雑誌『ダ・ヴィンチ(5月号)』のブックガイド「令和時代の歴史小説、最前線!」で紹介されていたので読んでみた。“おんな”の女房ってどういうこと?、と疑問に思うが、『ダ・ヴィンチ』の紹介文を読むとわかる。
『役者のもとに嫁いだ武家の娘、志乃。役者の生活は武家とはまったく違って戸惑うことばかり。しかも夫は女形で、家でも女として振る舞うのだ。妻として何をすれば良いのか。いびつで愛らしくて切ない夫婦の物語。江戸の粋、恋の情念、役者の業がたっぷり詰まっている』
この本の見どころを正に言い得ていて、これ以上の説明はいらないくらいです。
ただ一つ、追加して言いたいのは結末についてです。ネタバレにならないよう、慎重に表現しなくてはならないのですが…。
夫婦になって、といっても夫の燕弥は“おんな”に徹しているから“床入り”も済ませていないのだが、志乃は夫が時折り見せる素の部分(優しさや素直さ)に惹かれていきます。燕弥も元は役のためにと武家の娘を嫁にもらったのですが、志乃に心を寄せていきます。

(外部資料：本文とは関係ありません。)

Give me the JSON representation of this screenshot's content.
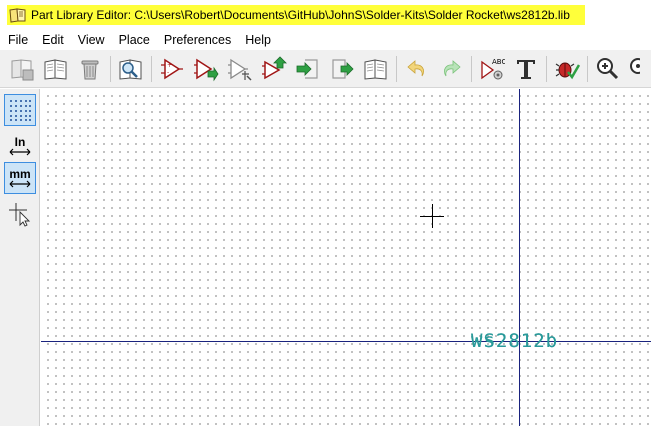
{
  "window": {
    "title": "Part Library Editor: C:\\Users\\Robert\\Documents\\GitHub\\JohnS\\Solder-Kits\\Solder Rocket\\ws2812b.lib",
    "title_highlight_color": "#ffff3a"
  },
  "menu": {
    "items": [
      "File",
      "Edit",
      "View",
      "Place",
      "Preferences",
      "Help"
    ]
  },
  "toolbar": {
    "icons": [
      "save-library-icon",
      "select-library-icon",
      "delete-part-icon",
      "library-browser-icon",
      "new-part-icon",
      "load-part-icon",
      "create-from-current-icon",
      "save-part-icon",
      "import-part-icon",
      "export-part-icon",
      "export-to-new-library-icon",
      "undo-icon",
      "redo-icon",
      "edit-properties-icon",
      "edit-fields-icon",
      "erc-check-icon",
      "zoom-in-icon",
      "zoom-auto-icon"
    ]
  },
  "lefttoolbar": {
    "inch_label": "In",
    "mm_label": "mm"
  },
  "canvas": {
    "reference_text": "WS2812b",
    "value_text": "ws2812b",
    "text_color": "#2a9a9a",
    "axis_color": "#1a237e"
  }
}
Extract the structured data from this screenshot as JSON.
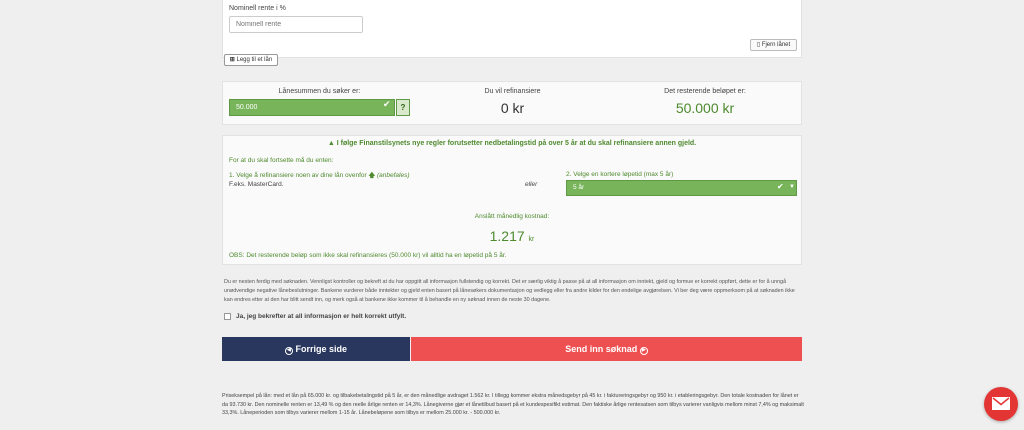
{
  "loan_form": {
    "rate_label": "Nominell rente i %",
    "rate_placeholder": "Nominell rente",
    "remove_button": "Fjern lånet",
    "add_button": "Legg til et lån"
  },
  "summary": {
    "requested_label": "Lånesummen du søker er:",
    "requested_value": "50.000",
    "help": "?",
    "refinance_label": "Du vil refinansiere",
    "refinance_value": "0 kr",
    "remaining_label": "Det resterende beløpet er:",
    "remaining_value": "50.000 kr"
  },
  "notice": {
    "warning": "I følge Finanstilsynets nye regler forutsetter nedbetalingstid på over 5 år at du skal refinansiere annen gjeld.",
    "intro": "For at du skal fortsette må du enten:",
    "option1_text": "1. Velge å refinansiere noen av dine lån ovenfor",
    "option1_recommended": "(anbefales)",
    "option1_example": "F.eks. MasterCard.",
    "or_text": "eller",
    "option2_text": "2. Velge en kortere løpetid (max 5 år)",
    "option2_selected": "5 år",
    "monthly_label": "Anslått månedlig kostnad:",
    "monthly_value": "1.217",
    "monthly_unit": "kr",
    "obs": "OBS: Det resterende beløp som ikke skal refinansieres (50.000 kr) vil alltid ha en løpetid på 5 år."
  },
  "disclaimer": "Du er nesten ferdig med søknaden. Vennligst kontroller og bekreft at du har oppgitt all informasjon fullstendig og korrekt. Det er særlig viktig å passe på at all informasjon om inntekt, gjeld og formue er korrekt oppført, dette er for å unngå unødvendige negative lånebeslutninger. Bankene vurderer både inntekter og gjeld enten basert på lånesøkers dokumentasjon og vedlegg eller fra andre kilder for den endelige avgjørelsen. Vi ber deg være oppmerksom på at søknaden ikke kan endres etter at den har blitt sendt inn, og merk også at bankene ikke kommer til å behandle en ny søknad innen de neste 30 dagene.",
  "confirm_label": "Ja, jeg bekrefter at all informasjon er helt korrekt utfylt.",
  "buttons": {
    "prev": "Forrige side",
    "send": "Send inn søknad"
  },
  "footer": "Priseksempel på lån: med et lån på 65.000 kr. og tilbakebetalingstid på 5 år, er den månedlige avdraget 1.562 kr. I tillegg kommer ekstra månedsgebyr på 45 kr. i faktureringsgebyr og 950 kr. i etableringsgebyr. Den totale kostnaden for lånet er da 93.730 kr. Den nominelle renten er 13,49 % og den reelle årlige renten er 14,3%. Lånegiverne gjør et lånetilbud basert på et kundespesifikt estimat. Den faktiske årlige rentesatsen som tilbys varierer vanligvis mellom minst 7,4% og maksimalt 33,3%. Låneperioden som tilbys varierer mellom 1-15 år. Lånebeløpene som tilbys er mellom 25.000 kr. - 500.000 kr.",
  "colors": {
    "green": "#78b45a",
    "navy": "#29375e",
    "red": "#ee5051"
  }
}
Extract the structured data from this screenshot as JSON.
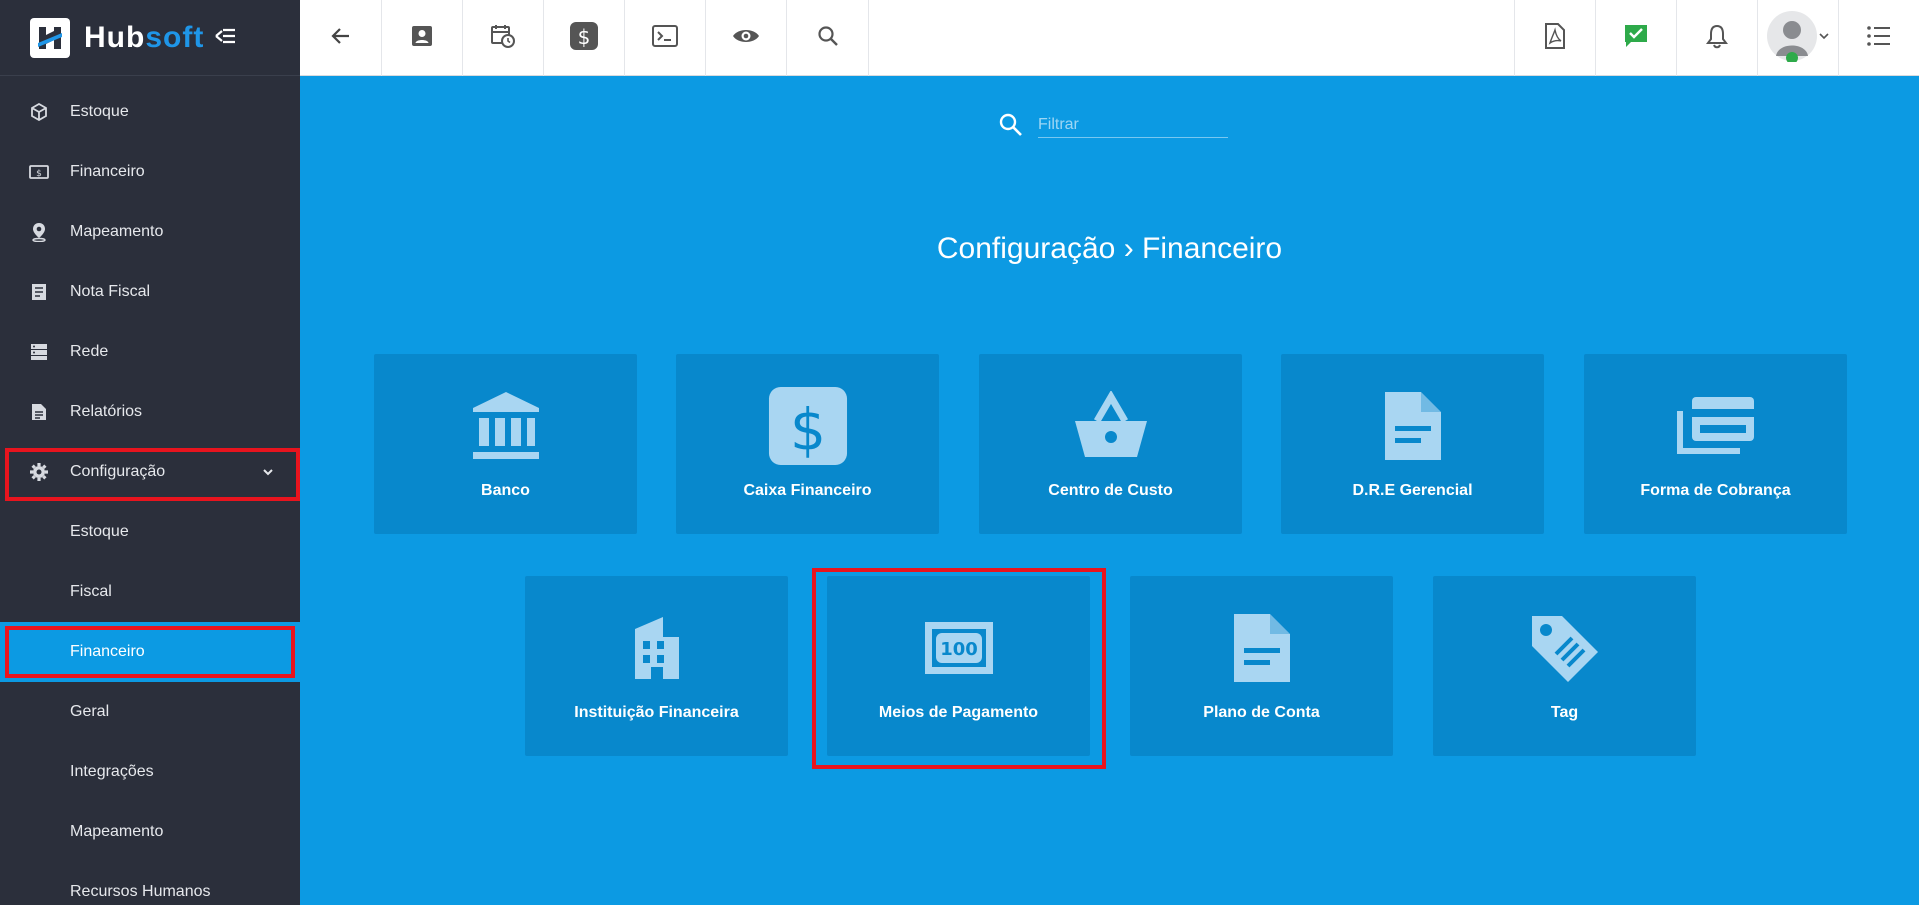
{
  "brand": {
    "name_part1": "Hub",
    "name_part2": "soft"
  },
  "sidebar": {
    "items": [
      {
        "label": "Estoque",
        "icon": "box-icon"
      },
      {
        "label": "Financeiro",
        "icon": "cash-icon"
      },
      {
        "label": "Mapeamento",
        "icon": "map-pin-icon"
      },
      {
        "label": "Nota Fiscal",
        "icon": "document-icon"
      },
      {
        "label": "Rede",
        "icon": "server-icon"
      },
      {
        "label": "Relatórios",
        "icon": "report-icon"
      },
      {
        "label": "Configuração",
        "icon": "gear-icon",
        "expanded": true
      }
    ],
    "submenu": [
      {
        "label": "Estoque"
      },
      {
        "label": "Fiscal"
      },
      {
        "label": "Financeiro",
        "active": true
      },
      {
        "label": "Geral"
      },
      {
        "label": "Integrações"
      },
      {
        "label": "Mapeamento"
      },
      {
        "label": "Recursos Humanos"
      }
    ]
  },
  "topbar": {
    "left_buttons": [
      "back-arrow-icon",
      "contact-card-icon",
      "calendar-clock-icon",
      "dollar-icon",
      "terminal-icon",
      "eye-icon",
      "search-icon"
    ],
    "right_buttons": [
      "pdf-icon",
      "check-chat-icon",
      "bell-icon",
      "avatar",
      "list-menu-icon"
    ]
  },
  "main": {
    "search": {
      "placeholder": "Filtrar"
    },
    "breadcrumb": {
      "part1": "Configuração",
      "separator": "›",
      "part2": "Financeiro"
    },
    "cards": [
      {
        "label": "Banco",
        "icon": "bank-icon"
      },
      {
        "label": "Caixa Financeiro",
        "icon": "dollar-box-icon"
      },
      {
        "label": "Centro de Custo",
        "icon": "basket-icon"
      },
      {
        "label": "D.R.E Gerencial",
        "icon": "document-icon"
      },
      {
        "label": "Forma de Cobrança",
        "icon": "cards-icon"
      },
      {
        "label": "Instituição Financeira",
        "icon": "building-icon"
      },
      {
        "label": "Meios de Pagamento",
        "icon": "banknote-100-icon",
        "badge": "100"
      },
      {
        "label": "Plano de Conta",
        "icon": "document-icon"
      },
      {
        "label": "Tag",
        "icon": "tag-icon"
      }
    ]
  },
  "colors": {
    "sidebar_bg": "#2b2f3b",
    "main_bg": "#0c9ae3",
    "card_bg": "#0888cc",
    "highlight": "#e8141e",
    "brand_accent": "#1f96e8"
  }
}
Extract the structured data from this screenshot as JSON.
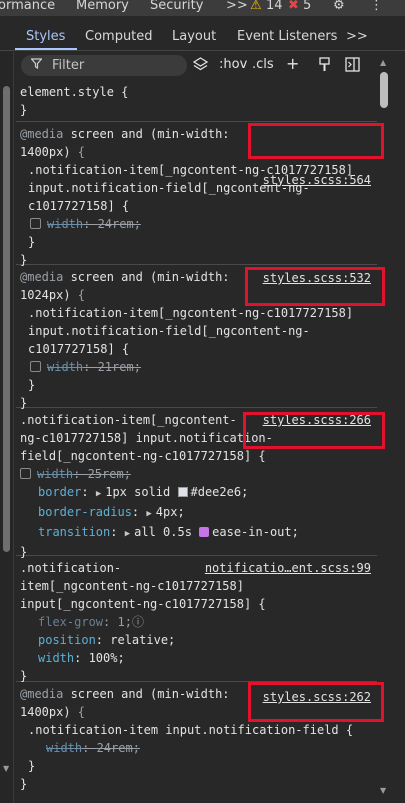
{
  "topbar": {
    "performance_tab": "ormance",
    "memory_tab": "Memory",
    "security_tab": "Security",
    "more_tabs": ">>",
    "warning_count": "14",
    "error_count": "5"
  },
  "subtabs": {
    "styles": "Styles",
    "computed": "Computed",
    "layout": "Layout",
    "event_listeners": "Event Listeners",
    "more": ">>"
  },
  "filter": {
    "placeholder": "Filter",
    "hov": ":hov",
    "cls": ".cls",
    "plus": "+"
  },
  "rules": {
    "element_style": {
      "selector": "element.style {",
      "close": "}"
    },
    "r1": {
      "media1": "@media",
      "media2": " screen and (min-width:",
      "media3": "1400px)",
      "media_brace": " {",
      "source": "styles.scss:564",
      "sel1": ".notification-item[_ngcontent-ng-c1017727158]",
      "sel2": "input.notification-field[_ngcontent-ng-",
      "sel3": "c1017727158] {",
      "prop": "width",
      "val": "24rem;",
      "close_inner": "}",
      "close_outer": "}"
    },
    "r2": {
      "media1": "@media",
      "media2": " screen and (min-width:",
      "media3": "1024px)",
      "media_brace": " {",
      "source": "styles.scss:532",
      "sel1": ".notification-item[_ngcontent-ng-c1017727158]",
      "sel2": "input.notification-field[_ngcontent-ng-",
      "sel3": "c1017727158] {",
      "prop": "width",
      "val": "21rem;",
      "close_inner": "}",
      "close_outer": "}"
    },
    "r3": {
      "sel1": ".notification-item[_ngcontent-",
      "sel2": "ng-c1017727158] input.notification-",
      "sel3": "field[_ngcontent-ng-c1017727158] {",
      "source": "styles.scss:266",
      "width_prop": "width",
      "width_val": "25rem;",
      "border_prop": "border",
      "border_val1": "1px solid",
      "border_val2": "#dee2e6;",
      "radius_prop": "border-radius",
      "radius_val": "4px;",
      "transition_prop": "transition",
      "transition_val1": "all 0.5s",
      "transition_val2": "ease-in-out;",
      "close": "}"
    },
    "r4": {
      "sel1": ".notification-",
      "sel2": "item[_ngcontent-ng-c1017727158]",
      "sel3": "input[_ngcontent-ng-c1017727158] {",
      "source": "notificatio…ent.scss:99",
      "flex_prop": "flex-grow",
      "flex_val": "1;",
      "position_prop": "position",
      "position_val": "relative;",
      "width_prop": "width",
      "width_val": "100%;",
      "close": "}"
    },
    "r5": {
      "media1": "@media",
      "media2": " screen and (min-width:",
      "media3": "1400px)",
      "media_brace": " {",
      "source": "styles.scss:262",
      "sel1": ".notification-item input.notification-field {",
      "prop": "width",
      "val": "24rem;",
      "close_inner": "}",
      "close_outer": "}"
    }
  },
  "colors": {
    "highlight_box": "#e3112b",
    "border_swatch": "#dee2e6",
    "property": "#5db0d7"
  }
}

役者として上り調子の燕弥。座の看板役者になろうかという段になって、病に見舞われます。おそらく白粉による鉛中毒かと思われます。「役者を辞めて、志乃と二人で暮らしていきたい」とまで言いますが、さて志乃はどうするか?
燕弥が本心では役者を続けたいことはわかっている。その生き方を応援したい。それが役者の女房としての務めではないか?
と思う一方で、
このまま役者を続ければ、原因はわからないけど職業病で亡くなってしまうかもしれない。普通の夫婦として幸せに暮らす生き方もあるのではないか?
とも思う。
二者択一の選択。お志乃さんはどちらを選ぶのか。
武家の娘として感情より道理を通したのかな いや、役者の女房としてあるべき姿を貫いたのかな、という結末でした(ネタバレしてる!?)。